We may get a first glimpse of the results by inspecting the basic descriptive statistics. For this, we ignore texts shorter than 50 lemmas, because measures like TTR and MTLD become rather meaningless for very short compositions. It appears that MTLD varies from 9.5 all the way up to 487.3, with a mean value of 78.1. That means that there is a text that, on average, needs only 10 words (two or three lines) to push the TTR under 0.720 - meaning a lot of repeated words (or repeated phrases) all over the place.

In [None]:
lit_comp.loc[lit_comp.length > 50].describe()

#### 3.2.2 Adding Metadata
Above, we computed various statistics for each of the literary compositions. The catalog file for [epsd2/literary](http://oracc.org/epsd2/literary) contains further information (such as the composition name). Parsing the `catalogue.json` of an [ORACC](http://oracc.org) project is discussed in more detail in section [2.1.1](../2_1_Data_Acquisition_ORACC/2_1_1_parse-json-cat.ipynb).

In [None]:
file = "jsonzip/epsd2-literary.zip" # The ZIP file was downloaded in the previous notebook
z = zipfile.ZipFile(file) 
st = z.read("epsd2/literary/catalogue.json").decode("utf-8")
j = json.loads(st)
cat_df = pd.DataFrame(j["members"]).T
#The important information, giving the title of the literary text is sometimes found in 
# `designation` and sometimes in `subgenre`. Merge those two fields.
cat_df.loc[cat_df.designation.str[:13] == "CDLI Literary", "designation"] = cat_df.subgenre
# Exemplars have a P number (`id_text`), composite texts have a Q number (`id_composite`).
# Merge those two in `id_text`.
cat_df["id_text"] = cat_df["id_text"].fillna(cat_df["id_composite"])
# Keep only `id_text` and `designation`.
cat_df = cat_df[["id_text", "designation"]]
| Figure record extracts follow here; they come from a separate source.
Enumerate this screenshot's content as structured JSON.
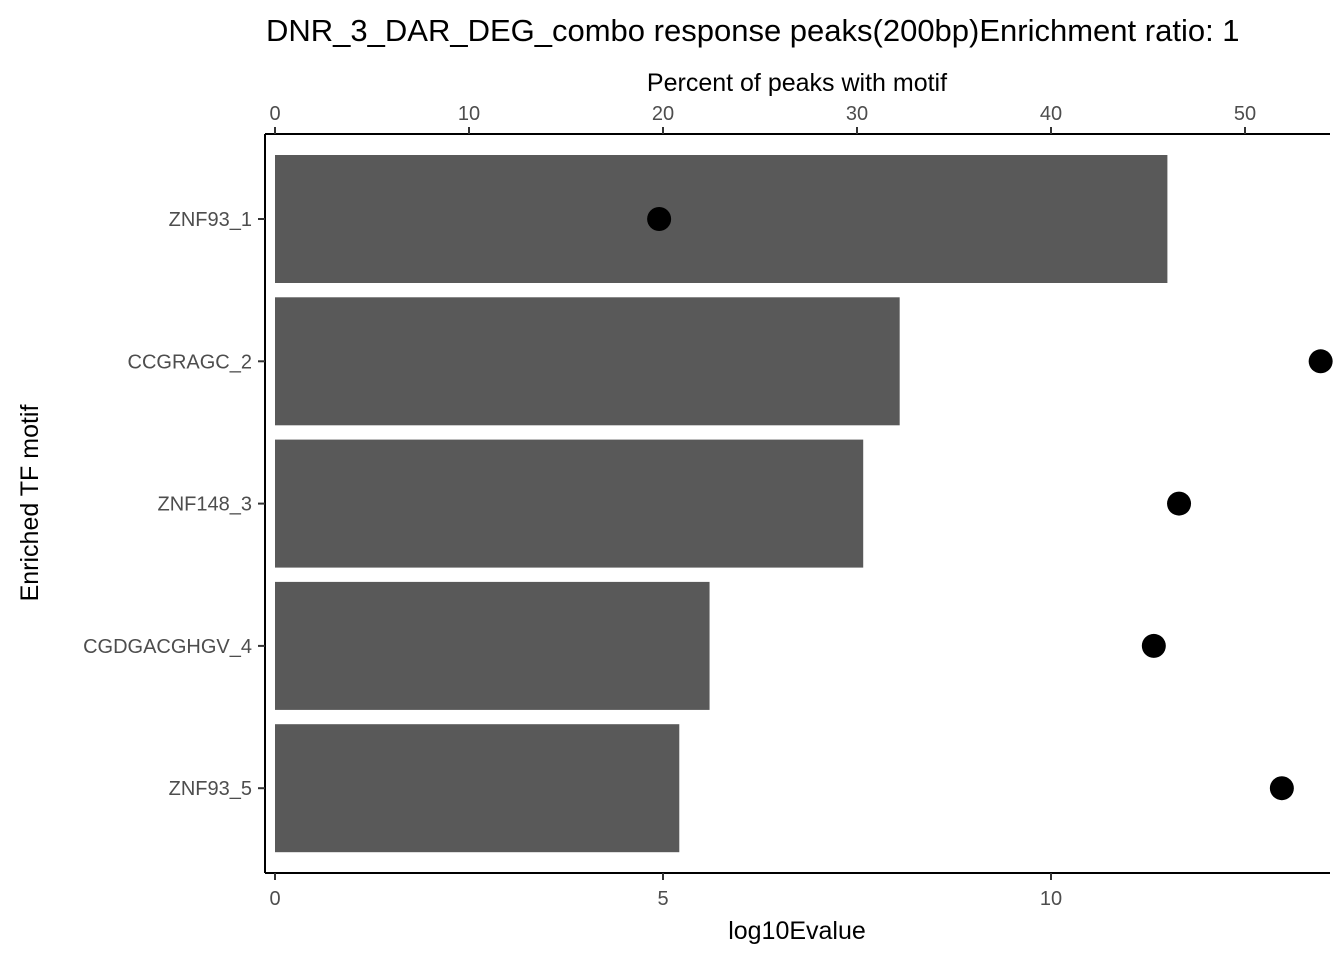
{
  "chart_data": {
    "type": "bar",
    "title": "DNR_3_DAR_DEG_combo response peaks(200bp)Enrichment ratio: 1",
    "xlabel_bottom": "log10Evalue",
    "xlabel_top": "Percent of peaks with motif",
    "ylabel": "Enriched TF motif",
    "categories": [
      "ZNF93_1",
      "CCGRAGC_2",
      "ZNF148_3",
      "CGDGACGHGV_4",
      "ZNF93_5"
    ],
    "bar_series": {
      "axis": "bottom",
      "values": [
        11.5,
        8.05,
        7.58,
        5.6,
        5.21
      ],
      "color": "#595959",
      "ticks": [
        0,
        5,
        10
      ],
      "tick_labels": [
        "0",
        "5",
        "10"
      ]
    },
    "point_series": {
      "axis": "top",
      "values": [
        19.8,
        53.9,
        46.6,
        45.3,
        51.9
      ],
      "color": "#000000",
      "ticks": [
        0,
        10,
        20,
        30,
        40,
        50
      ],
      "tick_labels": [
        "0",
        "10",
        "20",
        "30",
        "40",
        "50"
      ]
    },
    "grid": false
  }
}
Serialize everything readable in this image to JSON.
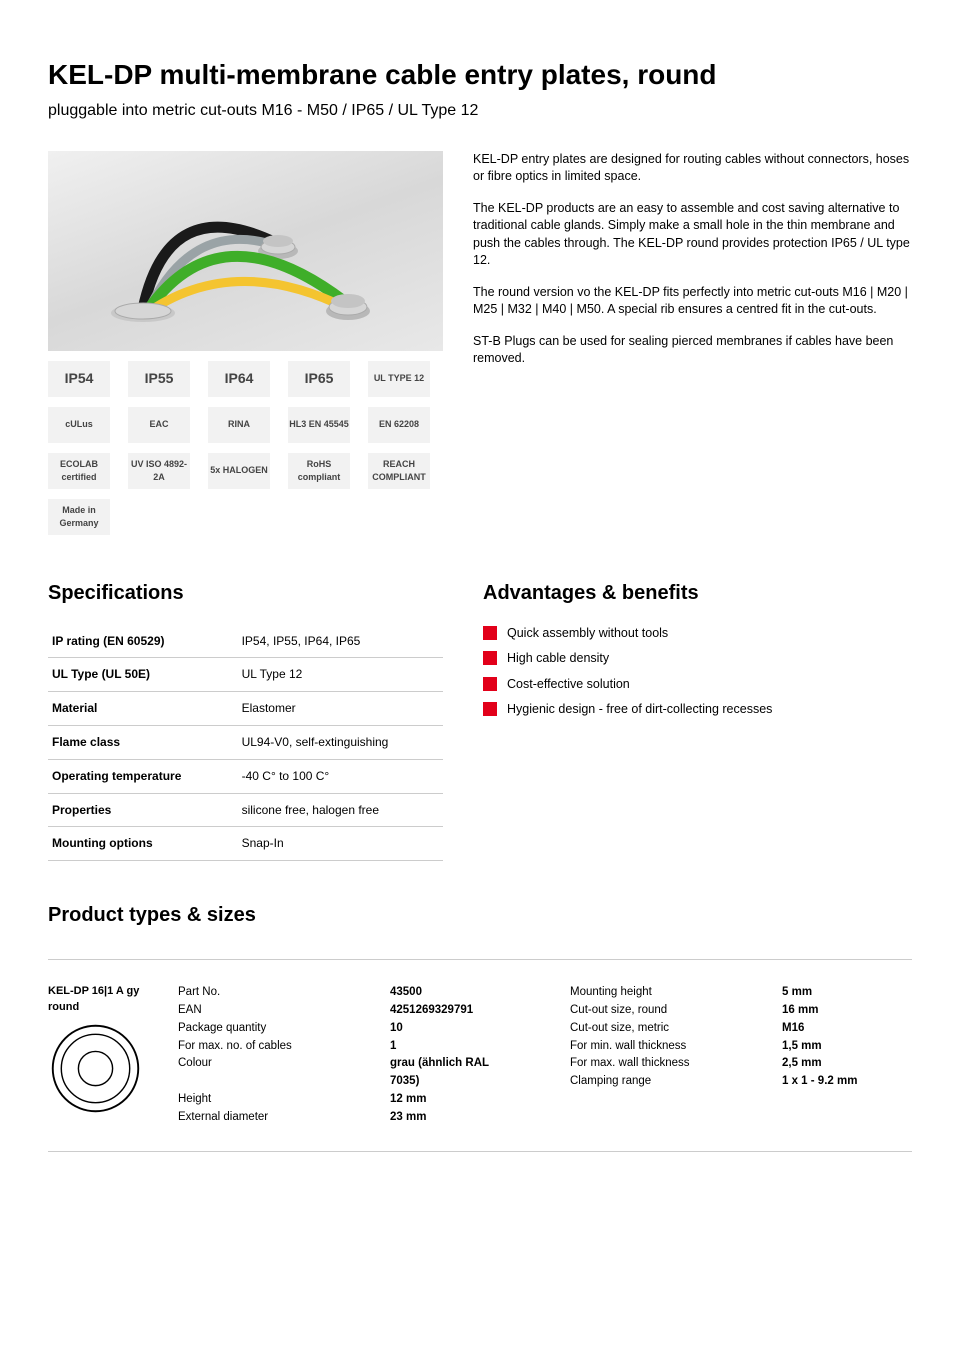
{
  "title": "KEL-DP multi-membrane cable entry plates, round",
  "subtitle": "pluggable into metric cut-outs M16 - M50 / IP65 / UL Type 12",
  "description": [
    "KEL-DP entry plates are designed for routing cables without connectors, hoses or fibre optics in limited space.",
    "The KEL-DP products are an easy to assemble and cost saving alternative to traditional cable glands. Simply make a small hole in the thin membrane and push the cables through. The KEL-DP round provides protection IP65 / UL type 12.",
    "The round version vo the KEL-DP fits perfectly into metric cut-outs M16 | M20 | M25 | M32 | M40 | M50. A special rib ensures a centred fit in the cut-outs.",
    "ST-B Plugs can be used for sealing pierced membranes if cables have been removed."
  ],
  "badges": [
    {
      "label": "IP54",
      "size": "big"
    },
    {
      "label": "IP55",
      "size": "big"
    },
    {
      "label": "IP64",
      "size": "big"
    },
    {
      "label": "IP65",
      "size": "big"
    },
    {
      "label": "UL TYPE 12"
    },
    {
      "label": "cULus"
    },
    {
      "label": "EAC"
    },
    {
      "label": "RINA"
    },
    {
      "label": "HL3 EN 45545"
    },
    {
      "label": "EN 62208"
    },
    {
      "label": "ECOLAB certified"
    },
    {
      "label": "UV ISO 4892-2A"
    },
    {
      "label": "5x HALOGEN"
    },
    {
      "label": "RoHS compliant"
    },
    {
      "label": "REACH COMPLIANT"
    },
    {
      "label": "Made in Germany"
    }
  ],
  "colors": {
    "accent": "#e2001a",
    "badge_bg": "#f2f2f2",
    "rule": "#cccccc"
  },
  "cables": [
    {
      "color": "#1a1a1a"
    },
    {
      "color": "#9aa3a6"
    },
    {
      "color": "#3fae29"
    },
    {
      "color": "#f4c430"
    }
  ],
  "sections": {
    "specs_title": "Specifications",
    "advantages_title": "Advantages & benefits",
    "ptypes_title": "Product types & sizes"
  },
  "specs": [
    {
      "k": "IP rating (EN 60529)",
      "v": "IP54, IP55, IP64, IP65"
    },
    {
      "k": "UL Type (UL 50E)",
      "v": "UL Type 12"
    },
    {
      "k": "Material",
      "v": "Elastomer"
    },
    {
      "k": "Flame class",
      "v": "UL94-V0, self-extinguishing"
    },
    {
      "k": "Operating temperature",
      "v": "-40 C° to 100 C°"
    },
    {
      "k": "Properties",
      "v": "silicone free, halogen free"
    },
    {
      "k": "Mounting options",
      "v": "Snap-In"
    }
  ],
  "advantages": [
    "Quick assembly without tools",
    "High cable density",
    "Cost-effective solution",
    "Hygienic design - free of dirt-collecting recesses"
  ],
  "variant": {
    "name": "KEL-DP 16|1 A gy round",
    "left": [
      {
        "k": "Part No.",
        "v": "43500"
      },
      {
        "k": "EAN",
        "v": "4251269329791"
      },
      {
        "k": "Package quantity",
        "v": "10"
      },
      {
        "k": "For max. no. of cables",
        "v": "1"
      },
      {
        "k": "Colour",
        "v": "grau (ähnlich RAL 7035)"
      },
      {
        "k": "Height",
        "v": "12 mm"
      },
      {
        "k": "External diameter",
        "v": "23 mm"
      }
    ],
    "right": [
      {
        "k": "Mounting height",
        "v": "5 mm"
      },
      {
        "k": "Cut-out size, round",
        "v": "16 mm"
      },
      {
        "k": "Cut-out size, metric",
        "v": "M16"
      },
      {
        "k": "For min. wall thickness",
        "v": "1,5 mm"
      },
      {
        "k": "For max. wall thickness",
        "v": "2,5 mm"
      },
      {
        "k": "Clamping range",
        "v": "1 x 1 - 9.2 mm"
      }
    ]
  }
}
Merge the Lexical Richness statistics (`lit_comp`) with the number of lexical matches from the DTM (`lit_df`) by the shared field `id_text`. Merge the resulting DataFrame (`lit_df2`) with the metadata (`cat_df`). The merge method is "inner," which means that only those rows that exist in all three DataFrames will end up in the new DataFrame. Thus, the compositions with 0 lemmatized words, which were eliminated above, will not re-surface in the new DataFrame.

In [None]:
lit_df2 = pd.merge(lit_comp[["id_text", "length", "mtld", "ttr", "lex_var"]], cat_df, on = 'id_text', how = 'inner')
lit_df2

### 3.z.3 Exploring the Results
The following code displays the results in an interactive table that may be sorted (ascending or descending) in different ways for further exploration. By default, texts shorter than 50 lemmatized words are excluded and only the first 10 columns are displayed. One may change these numbers by moving the slides. The column `id_text` provides links to the editions in [epsd2/literary](http://oracc.org/epsd2/literary).

In [None]:
anchor = '<a href="http://oracc.org/epsd2/literary/{}", target="_blank">{}</a>'
lit = lit_df2.copy()
lit['id_text'] = [anchor.format(val,val) for val in lit['id_text']]
lit['PQ'] = ['Composite' if i[0] == 'Q' else 'Exemplar' for i in lit_df2['id_text']]

In [None]:
@interact(sort_by = lit.drop('PQ', axis=1).columns, rows = (1, len(lit), 1), min_length = (0,500,5), show = ["Exemplars", "Composites", "All"])
def sort_df(sort_by = "mtld", ascending = False, rows = 10, min_length = 200, show = "All"):
    if not show == 'All':
        l = lit.loc[lit['PQ'] == show[:-1]]
    else:
        l = lit
    l = l.drop('PQ', axis = 1)
    l = l.loc[l.length >= min_length].sort_values(by = sort_by, ascending = ascending).reset_index(drop=True)[:rows].style
    return l

#### 3.z.4 Discussion
A second issue of discussion is the usefulness of the MTLD measure. Which compositions score high on MTLD, and what does that tell us about these compositions? If we restrict the table to compositions (leaving exemplars out) and only take compositions that are at least 200 words long, the for top-scoring compositions on MTLD are all royal hymns: Enlil Bani A (253); Šulgi A (247); Išme-Dagan I (229); and Lipit-Eštar A (205). These numbers are very high, indeed. Enlil Bani A is only 312 words long, meaning that the TTR value only gets to the threshold value of .720 in the last quarter of the text (and that the text has only one full factor).